Investigation Details of Vortex Density in Laser-Written Π-Shaped Channel of YBCO Bridge by Means of I-V Dependences

A current-self-induced magnetic field $H_{j}$, such that $H_{c1} < H_{j} < H_{c2}$ at $T < T_{c}$, penetrates a thin-film, type-II superconductor forming the Abrikosov magnetic vortex-antivortex pairs in the film's areas of weakest superconductivity. Our atomic force microscopy and scanning tunneling microscopy images confirm that in 50 μm wide, 100 μm long and 0.3 μm thick $YBa_2Cu_3O_{7 - x}$ superconducting devices magnetic flux penetrates first into a 5 μm wide, Π-shaped and partially deoxygenated (x ≈ 0.2) channel for easy vortex motion. When the Lorentz force overcomes pinning force in the channel, the flux starts to move and its drift dissipates energy inducing dc voltage.
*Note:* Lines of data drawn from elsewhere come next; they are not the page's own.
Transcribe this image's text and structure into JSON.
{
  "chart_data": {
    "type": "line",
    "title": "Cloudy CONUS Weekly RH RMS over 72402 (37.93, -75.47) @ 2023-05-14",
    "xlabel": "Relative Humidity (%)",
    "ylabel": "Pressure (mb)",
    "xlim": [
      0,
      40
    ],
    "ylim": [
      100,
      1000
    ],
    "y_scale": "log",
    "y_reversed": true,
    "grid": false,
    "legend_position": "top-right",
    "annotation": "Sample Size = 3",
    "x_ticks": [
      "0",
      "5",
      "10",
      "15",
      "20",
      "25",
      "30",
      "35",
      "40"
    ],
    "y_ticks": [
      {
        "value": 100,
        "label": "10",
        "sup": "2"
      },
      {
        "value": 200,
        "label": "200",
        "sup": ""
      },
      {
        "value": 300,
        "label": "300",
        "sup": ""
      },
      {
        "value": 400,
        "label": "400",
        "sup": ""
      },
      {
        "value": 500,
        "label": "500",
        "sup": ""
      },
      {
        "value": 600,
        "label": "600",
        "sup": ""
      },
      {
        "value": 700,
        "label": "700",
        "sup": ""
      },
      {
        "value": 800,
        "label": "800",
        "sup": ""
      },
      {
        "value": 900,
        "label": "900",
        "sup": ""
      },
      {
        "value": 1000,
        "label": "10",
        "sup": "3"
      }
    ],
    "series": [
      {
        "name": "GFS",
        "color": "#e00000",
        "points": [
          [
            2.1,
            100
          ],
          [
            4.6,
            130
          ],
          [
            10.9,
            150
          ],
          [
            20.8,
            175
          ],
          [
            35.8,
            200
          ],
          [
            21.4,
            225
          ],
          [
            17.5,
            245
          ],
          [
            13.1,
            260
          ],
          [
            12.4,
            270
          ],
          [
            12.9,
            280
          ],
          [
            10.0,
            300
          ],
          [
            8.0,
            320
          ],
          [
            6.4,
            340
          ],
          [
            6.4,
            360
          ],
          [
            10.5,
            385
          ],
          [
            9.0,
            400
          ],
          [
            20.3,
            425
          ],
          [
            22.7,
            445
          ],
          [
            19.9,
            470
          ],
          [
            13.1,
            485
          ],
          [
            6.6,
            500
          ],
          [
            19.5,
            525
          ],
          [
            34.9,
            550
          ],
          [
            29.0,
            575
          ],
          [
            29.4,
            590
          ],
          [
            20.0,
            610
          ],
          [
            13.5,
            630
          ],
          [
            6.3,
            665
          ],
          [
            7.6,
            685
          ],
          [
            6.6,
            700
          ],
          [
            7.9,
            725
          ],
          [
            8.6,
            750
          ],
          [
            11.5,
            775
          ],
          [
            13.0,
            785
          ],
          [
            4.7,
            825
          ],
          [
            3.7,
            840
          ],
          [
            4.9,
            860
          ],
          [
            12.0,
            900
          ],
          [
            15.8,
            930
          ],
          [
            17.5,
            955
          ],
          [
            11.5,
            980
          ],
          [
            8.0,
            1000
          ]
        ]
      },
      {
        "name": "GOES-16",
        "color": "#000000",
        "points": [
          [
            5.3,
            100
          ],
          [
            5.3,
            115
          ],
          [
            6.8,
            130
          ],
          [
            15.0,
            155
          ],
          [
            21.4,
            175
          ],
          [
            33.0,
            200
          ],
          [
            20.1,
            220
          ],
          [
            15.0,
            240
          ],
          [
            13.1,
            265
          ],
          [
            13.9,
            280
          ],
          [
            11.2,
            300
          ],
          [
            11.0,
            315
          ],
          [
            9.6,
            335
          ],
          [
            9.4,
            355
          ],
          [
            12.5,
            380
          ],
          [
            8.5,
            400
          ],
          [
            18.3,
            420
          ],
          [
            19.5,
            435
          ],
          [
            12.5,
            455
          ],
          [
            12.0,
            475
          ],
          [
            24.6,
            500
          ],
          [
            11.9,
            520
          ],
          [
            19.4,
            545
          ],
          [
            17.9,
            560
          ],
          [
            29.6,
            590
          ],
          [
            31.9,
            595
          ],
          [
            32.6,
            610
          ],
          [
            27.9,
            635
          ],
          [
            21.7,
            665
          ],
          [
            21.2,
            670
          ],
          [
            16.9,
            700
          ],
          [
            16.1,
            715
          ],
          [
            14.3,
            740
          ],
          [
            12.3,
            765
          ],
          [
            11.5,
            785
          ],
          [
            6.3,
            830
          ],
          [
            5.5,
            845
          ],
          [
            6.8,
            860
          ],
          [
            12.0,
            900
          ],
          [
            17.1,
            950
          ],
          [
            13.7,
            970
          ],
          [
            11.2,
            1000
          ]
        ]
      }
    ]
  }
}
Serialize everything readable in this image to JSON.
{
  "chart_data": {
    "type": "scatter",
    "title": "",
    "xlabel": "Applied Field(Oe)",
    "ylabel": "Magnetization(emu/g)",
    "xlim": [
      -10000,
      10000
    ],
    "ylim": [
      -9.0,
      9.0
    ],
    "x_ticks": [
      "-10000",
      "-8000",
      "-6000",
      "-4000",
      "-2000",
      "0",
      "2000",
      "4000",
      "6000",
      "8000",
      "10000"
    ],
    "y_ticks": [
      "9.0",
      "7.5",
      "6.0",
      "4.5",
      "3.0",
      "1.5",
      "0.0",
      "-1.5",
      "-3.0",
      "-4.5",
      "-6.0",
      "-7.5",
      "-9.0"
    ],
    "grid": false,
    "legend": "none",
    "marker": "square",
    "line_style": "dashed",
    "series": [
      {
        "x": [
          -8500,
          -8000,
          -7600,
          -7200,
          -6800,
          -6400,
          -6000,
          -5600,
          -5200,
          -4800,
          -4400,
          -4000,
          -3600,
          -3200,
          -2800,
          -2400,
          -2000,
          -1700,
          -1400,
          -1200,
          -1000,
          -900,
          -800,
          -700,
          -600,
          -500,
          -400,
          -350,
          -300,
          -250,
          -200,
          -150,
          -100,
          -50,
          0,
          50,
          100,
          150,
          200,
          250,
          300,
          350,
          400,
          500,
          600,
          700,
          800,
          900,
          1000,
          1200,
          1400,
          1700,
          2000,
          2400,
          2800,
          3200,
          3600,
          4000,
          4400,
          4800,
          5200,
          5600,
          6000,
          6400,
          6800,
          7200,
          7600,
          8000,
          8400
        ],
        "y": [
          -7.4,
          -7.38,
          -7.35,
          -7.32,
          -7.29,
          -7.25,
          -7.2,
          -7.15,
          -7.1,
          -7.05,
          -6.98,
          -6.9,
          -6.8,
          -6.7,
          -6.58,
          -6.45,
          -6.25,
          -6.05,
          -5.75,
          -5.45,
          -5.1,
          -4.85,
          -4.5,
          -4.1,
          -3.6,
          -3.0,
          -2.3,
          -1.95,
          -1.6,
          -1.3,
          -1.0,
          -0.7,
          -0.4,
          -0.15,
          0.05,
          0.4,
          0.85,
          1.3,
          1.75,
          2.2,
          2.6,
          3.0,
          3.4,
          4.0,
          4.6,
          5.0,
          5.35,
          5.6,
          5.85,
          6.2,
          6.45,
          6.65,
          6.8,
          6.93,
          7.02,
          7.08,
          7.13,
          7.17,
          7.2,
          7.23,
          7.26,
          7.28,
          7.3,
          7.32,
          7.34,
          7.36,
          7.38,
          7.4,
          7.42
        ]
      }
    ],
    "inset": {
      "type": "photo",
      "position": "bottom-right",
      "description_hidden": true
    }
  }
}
This work reports on the density of coherently moving vortices along the channel vs. temperature in range from $0.93T_{c}$ to $0.97T_{c}$. Our simulations show that the vortex density vs. temperature dependence extracted from I-V measurements of our devices follows the temperature dependence of magnetic field penetration depth and the coherence length of the superconductor.